After Raiding RGGI Funds, Chris Christie Calls the Carbon Trading Program a ‘Failure’

Policymakers and advocates in New Jersey are calling on Governor Chris Christie to return $65 million he diverted from a carbon-trading fund designed to help the state’s ratepayers reduce their energy bills. After announcing last Thursday that he was pulling his state out of the Regional Greenhouse Gas Initiative (RGGI), calling the program a “tax” and a “failure,” Christie has shown no intentions of giving back the tens of millions of dollars he took from the fund to help close a budget gap.

Last year, Governor Christie raided a RGGI fund set aside for energy efficiency and renewable energy projects that brings back $3 to $4 in value to ratepayers for every $1 invested. Now, some members of the New Jersey assembly are calling on Christie to return those “taxes” to the businesses and homeowners who benefit from those investments.

Upendra Chivukula, the Assembly deputy speaker, said that Christie owes it to New Jersey residents to replace the lost revenues.

“The governor has to be accountable to the ratepayers, because this money is coming from the ratepayers — not taxpayers,” he said. Chivukula was the first to sponsor the state’s RGGI bill and chairs the Assembly’s Telecommunications and Utilities Committee.


Neither assemblyman, however, said he had heard of talk of recovering the RGGI funds for clean energy spending.

Upon calling the program a “tax” and announcing his intentions to pull out of the nation’s first successful emissions reduction program last week, Christie also contracted himself by saying the program was not “expensive” enough to actually reduce emissions:

“RGGI has not changed behavior and it does not reduce emissions.
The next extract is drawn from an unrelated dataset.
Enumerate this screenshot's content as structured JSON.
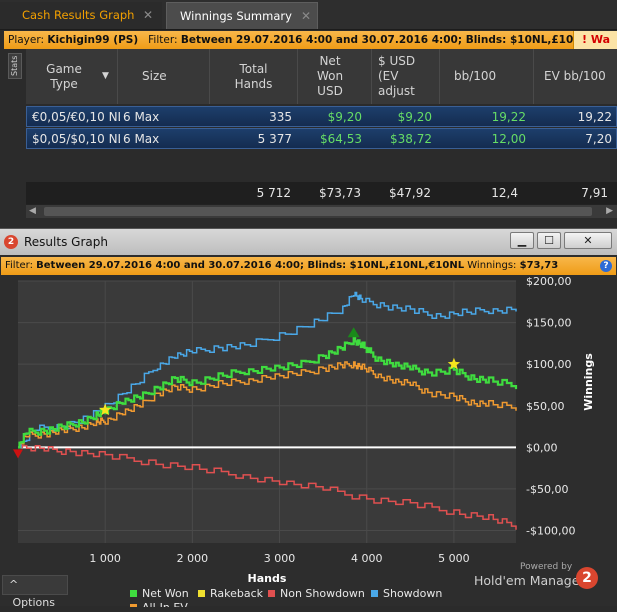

We’re looking for broader results to benefit all ratepayers and all citizens. Finally and importantly, RGGI does nothing more than tax electricity, tax our citizens, tax our businesses with no discernible and measurable impact on our environment.”

Watch last week’s speech, in which Christie appears to embrace climate science, saying: “we know enough to say that we are at least a part of the problem. So looking forward we need to work to put policies in place that get at reducing those contributing factors.”

New Jersey has brought in over $100 million in proceeds from auctioning carbon allowances. However, only a small portion of that — about $29 million — was actually set aside for renewable energy and energy efficiency projects last year.